El valor añadido, cultural y comercial, es tal que muchos lugares apenas saben publicitarse sin recurrir a su castillo. Las playas de Peñíscola no serían tan atractivas sin el telón de fondo de su tómbolo abaluartado; ni el turismo rural de interior de Morella sin su cúspide fuerte y el miriñaque o faldón de su enmurallamiento inferior.

Un repaso recordatorio, no exhaustivo y en el que cabrían muchos otros ejemplos más, nos llevaría por diferentes castillos y su silueta emergente.

Xivert, al paso motorizado por el corredor espaldero de la Sierra de Irta. Sagunt, en su alargado lomo que tantas historias sobrelleva. Cullera, mirador marítimo y ribereño y rincón devocional de la Virgen del Castillo. Bairén, gandiense, de -curiosamente- intrincadísimo acceso vial. Xàtiva, adromedada en su costera secana, dando paso a Castilla y cobijando los recuerdos fantasmales de sus presos ilustres. Montesa, tan noble de orden y tan trágica de terremoto. Villena, mitad defensa mora mitad cristiana; a la raya castellano-valenciana, que tanto pesó en el Tratado de Almizra. El enhiesto Sax y el cúbico Petrel. La clásica Denia, tan taifa. O el peñascoso Benacantil, sobre el que se asienta la silueta escalonada del castillo de Santa Bárbara; eterno rotulado perfil de cualquier trasunto que se refiera a la ciudad de Alicante.

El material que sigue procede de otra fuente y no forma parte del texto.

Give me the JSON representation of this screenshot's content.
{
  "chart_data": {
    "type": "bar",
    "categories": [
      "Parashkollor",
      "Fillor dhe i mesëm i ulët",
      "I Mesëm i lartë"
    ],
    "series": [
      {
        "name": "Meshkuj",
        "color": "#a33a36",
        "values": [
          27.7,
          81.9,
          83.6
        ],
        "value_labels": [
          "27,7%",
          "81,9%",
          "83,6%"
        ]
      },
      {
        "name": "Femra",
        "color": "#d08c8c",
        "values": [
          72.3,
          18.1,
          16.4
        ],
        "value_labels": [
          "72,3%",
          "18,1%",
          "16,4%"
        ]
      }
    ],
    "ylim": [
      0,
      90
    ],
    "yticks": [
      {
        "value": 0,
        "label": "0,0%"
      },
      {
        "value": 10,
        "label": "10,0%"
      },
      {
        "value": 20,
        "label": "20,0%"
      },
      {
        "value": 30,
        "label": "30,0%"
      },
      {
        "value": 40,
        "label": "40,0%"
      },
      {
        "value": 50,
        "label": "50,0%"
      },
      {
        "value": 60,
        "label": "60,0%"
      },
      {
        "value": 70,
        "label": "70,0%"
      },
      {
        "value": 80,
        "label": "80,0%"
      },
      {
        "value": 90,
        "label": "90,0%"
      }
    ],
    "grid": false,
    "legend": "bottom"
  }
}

Acabemos este rápido recordatorio cultural con la recomendación de dos libros sobre castillos valencianos, recientes, manejables y bien editados, que nos resultarán de mucho provecho instructivo y visitador.

El primero, editado por el profesor universitario y arqueólogo alicantino Rafael Azuar, junto con Juan Antonio Mira, intitulado ‘Castells i torres d´Alacant’; con excelente material gráfico.

El segundo, escrito por el profesor arquitecto de nuestra Universidad Politécnica y ganador del XI Premi Ibn al-Abbar d’Investigació, Pablo Rodríguez-Navarro; dedicado a ‘Las torres árabes de las alquerías valencianas’, con un gran valor en consideraciones técnicas y en su pedagógica clasificación tipológica y cronológica.